Aujourd’hui je suis pauvre, aujourd’hui seulement, et demain je serai riche.
Mais un jour, je resterai toujours assise ainsi,
Blottie, grelottante, dans un châle sombre, la gorge qui toussote, se racle,
Je me traînerai péniblement jusqu’au poêle en faïence où je poserai mes mains osseuses.
Alors je serai vieille.
Les sombres ailes de merle de mes cheveux sont grises,
Mes lèvres des fleurs séchées, poussiéreuses,
Et mon corps ne sait plus rien des cascades et jaillissements des fontaines rouges du sang.
Je suis morte peut-être.
Bien avant ma mort.
Et pourtant j’étais jeune.
Étais aimante et bonne pour un homme comme le nourrissant pain doré de sa main affamée,
Étais sucrée comme un réconfortant à sa bouche assoifée,
Je souriais,
Et les enlacements de mes bras de vipère mollement enflés attiraient dans la forêt magique.
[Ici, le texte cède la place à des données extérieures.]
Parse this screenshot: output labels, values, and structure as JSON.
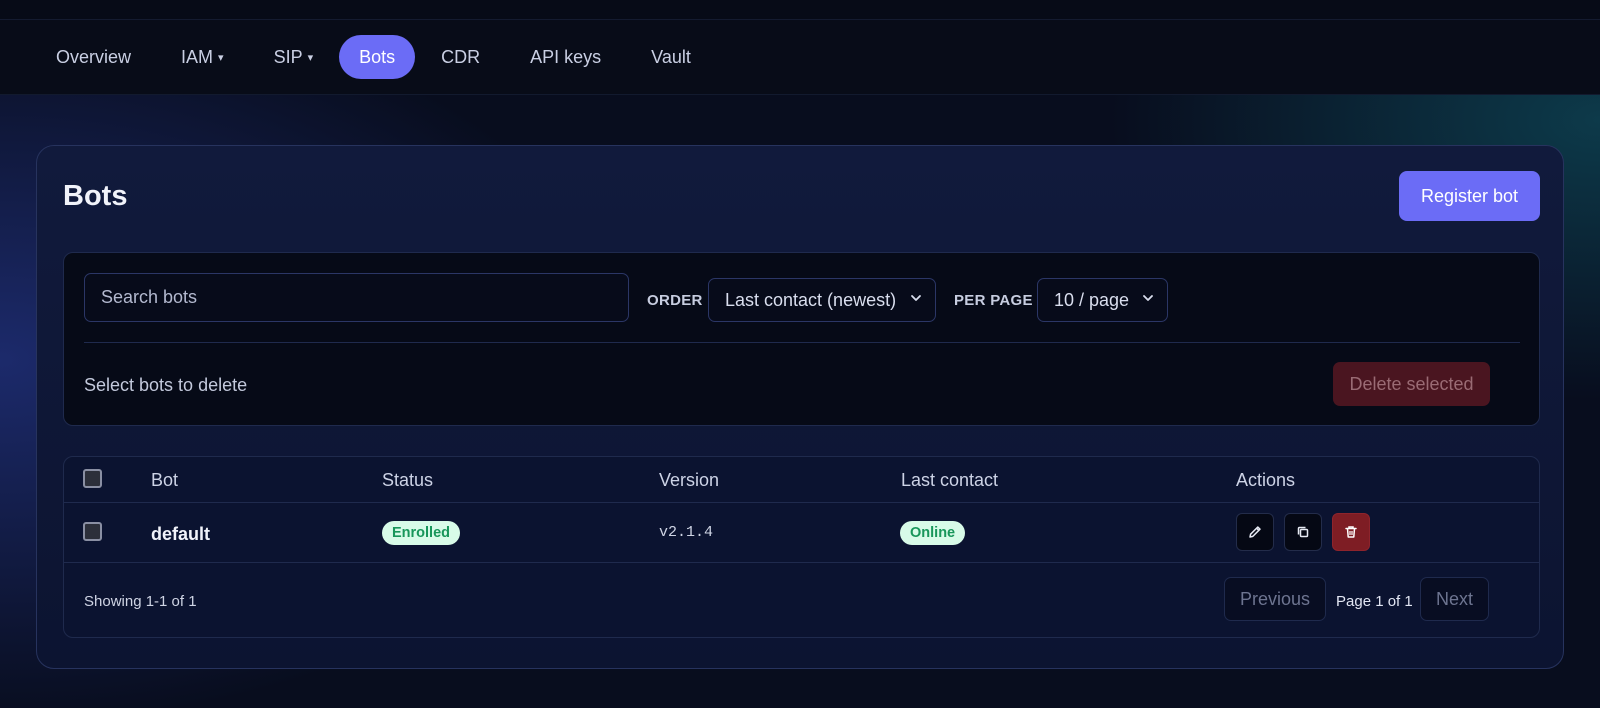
{
  "nav": {
    "items": [
      {
        "label": "Overview",
        "dropdown": false,
        "active": false
      },
      {
        "label": "IAM",
        "dropdown": true,
        "active": false
      },
      {
        "label": "SIP",
        "dropdown": true,
        "active": false
      },
      {
        "label": "Bots",
        "dropdown": false,
        "active": true
      },
      {
        "label": "CDR",
        "dropdown": false,
        "active": false
      },
      {
        "label": "API keys",
        "dropdown": false,
        "active": false
      },
      {
        "label": "Vault",
        "dropdown": false,
        "active": false
      }
    ],
    "caret": "▾"
  },
  "page": {
    "title": "Bots",
    "register_label": "Register bot"
  },
  "filters": {
    "search_placeholder": "Search bots",
    "search_value": "",
    "order_label": "ORDER",
    "order_value": "Last contact (newest)",
    "per_page_label": "PER PAGE",
    "per_page_value": "10 / page",
    "hint": "Select bots to delete",
    "delete_label": "Delete selected"
  },
  "table": {
    "headers": {
      "bot": "Bot",
      "status": "Status",
      "version": "Version",
      "last_contact": "Last contact",
      "actions": "Actions"
    },
    "rows": [
      {
        "name": "default",
        "status": "Enrolled",
        "version": "v2.1.4",
        "last_contact": "Online"
      }
    ],
    "footer": {
      "showing": "Showing 1-1 of 1",
      "previous": "Previous",
      "page_label": "Page 1 of 1",
      "next": "Next"
    }
  },
  "colors": {
    "accent": "#6b6cf6",
    "danger": "#7e1d24",
    "badge_bg": "#d8fbe8",
    "badge_text": "#18965a"
  },
  "icons": [
    "chevron-down-icon",
    "pencil-icon",
    "copy-icon",
    "trash-icon"
  ]
}
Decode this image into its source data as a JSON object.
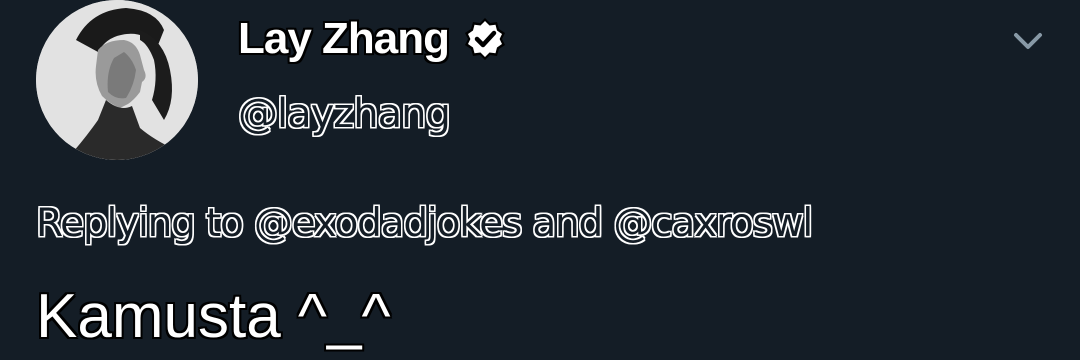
{
  "tweet": {
    "display_name": "Lay Zhang",
    "handle": "@layzhang",
    "replying_prefix": "Replying to",
    "replying_to_1": "@exodadjokes",
    "replying_connector": "and",
    "replying_to_2": "@caxroswl",
    "text": "Kamusta ^_^"
  },
  "icons": {
    "verified": "verified-badge-icon",
    "menu": "chevron-down-icon"
  },
  "colors": {
    "background": "#141d26",
    "text": "#ffffff",
    "chevron": "#8899a6"
  }
}
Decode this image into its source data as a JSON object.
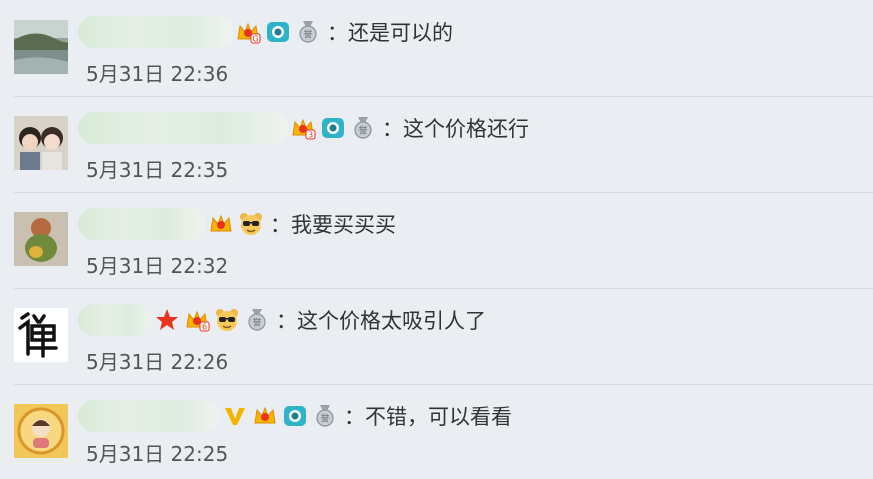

Et à mon épaule bourgeonnait une aile bleue comme de la fumée
Et j’étais allongée contre la plus large poitrine broussailleuse,
Murmurant vers l’aval, une eau vive jaillissait du cœur du rocher aux sapins.
Mais vint le jour et l’heure vint
Où les blés amers se trouvèrent mûrs, où je dus moissonner.
Et la faucille coupa mon âme.
“Va”, dis-je, “Amour, va !
Regarde ma chevelure agite ses fils de vieille femme,
Le brouillard vespéral déjà humecte ma joue,
Et ma fleur d’effroi se fane dans les frimas.
Des rides sillonnent mon visage,
Des rigoles noires les pâturages d’automne.
Va, car je t’aime beaucoup.”
En silence je retirai la couronne d’or de ma tête et me voilai la face.
Il partit,
Et ses pas apatrides l’emportèrent sans doute vers une autre halte sous des pupilles plus claires.
Mes yeux se sont brouillés et c’est tout juste s’ils passent encore le fil dans le chas de l’aiguille.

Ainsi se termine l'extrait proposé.